Послѣ всѣхъ переговоровъ, мукъ и бѣдствій вернуться въ Парижъ, на жалость друзьямъ, на посмѣшище врагамъ -- было слишкомъ унизительно. Онъ вспыхнулъ отъ стыда при одной этой мысли. Его вернутъ насильно, точно рекрута, сбѣжавшаго изъ полка отъ тоски по родинѣ! Лучше бы броситься въ эту широкую, синюю рѣку, если бы не блѣдненькая Адель, у которой теперь кромѣ него никого не было на свѣтѣ. Это такъ заурядно! Такъ позорно! А между тѣмъ, какъ вырваться изъ этой пловучей тюрьмы, да еще съ женщиной, съ которой связала его судьба?
Де-Бонневиль ушелъ, сказавъ нѣсколько незамысловатыхъ сочувственныхъ словъ; монахъ же продолжалъ шагать по палубѣ, украдкою бросая на него взгляды, и два солдата, поставленные на ютѣ, нѣсколько разъ прошли мимо него. Очевидно, имъ было приказано слѣдить за нимъ. Въ уныніи, онъ перегнулся черезъ бортъ и сталъ смотрѣть на городъ, гдѣ торчащія изъ кровель балки и обугленныя стѣны напоминали о пожарѣ, нѣсколько лѣтъ назадъ истребившемъ всю нижнюю часть его.
Въ это самое время, плескъ веселъ привлекъ вниманіе смотрѣвшаго, и какъ разъ подъ тѣмъ мѣстомъ, гдѣ онъ стоялъ, проплыла большая лодка, полная чарода.
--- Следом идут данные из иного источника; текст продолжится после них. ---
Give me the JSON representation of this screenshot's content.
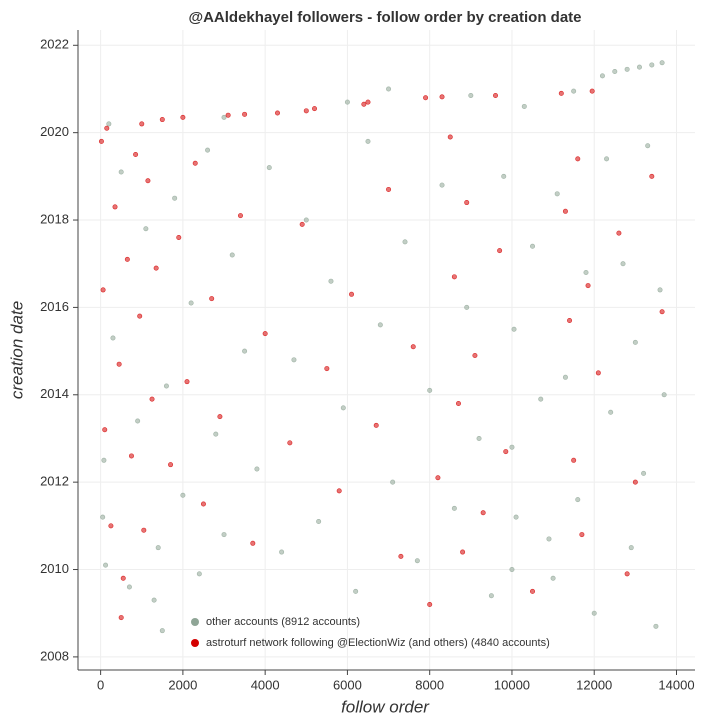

Въ ней сидѣли новоангличане, которыхъ везли на корабль, который долженъ былъ доставить ихъ домой. Тутъ были четверо матросовъ, а у паруса капитанъ Ефраимъ бесѣдовалъ съ Амосомъ, указывая на суда. Сѣдая борода стараго пуританина и смѣлое лицо охотника не разъ поворачивались въ сторону одинокаго изгнанника; но онъ не уловилъ ни слова прощанія, ни привѣтливаго движенія руки. Они были такъ полны своей будущностью и своимъ счастьемъ, что даже и не вспомнили о его горькой долѣ! Онъ готовъ былъ все снести отъ враговъ; но такая забывчивость недавнихъ друзей переполнила чашу его скорби. Онъ склонилъ лицо на руки и горько зарыдалъ. Прежде чѣмъ де Катина поднялъ голову, англійскій бригъ уже поднялъ якорь и на всѣхъ парусахъ вышелъ изъ Квебекскихъ водъ.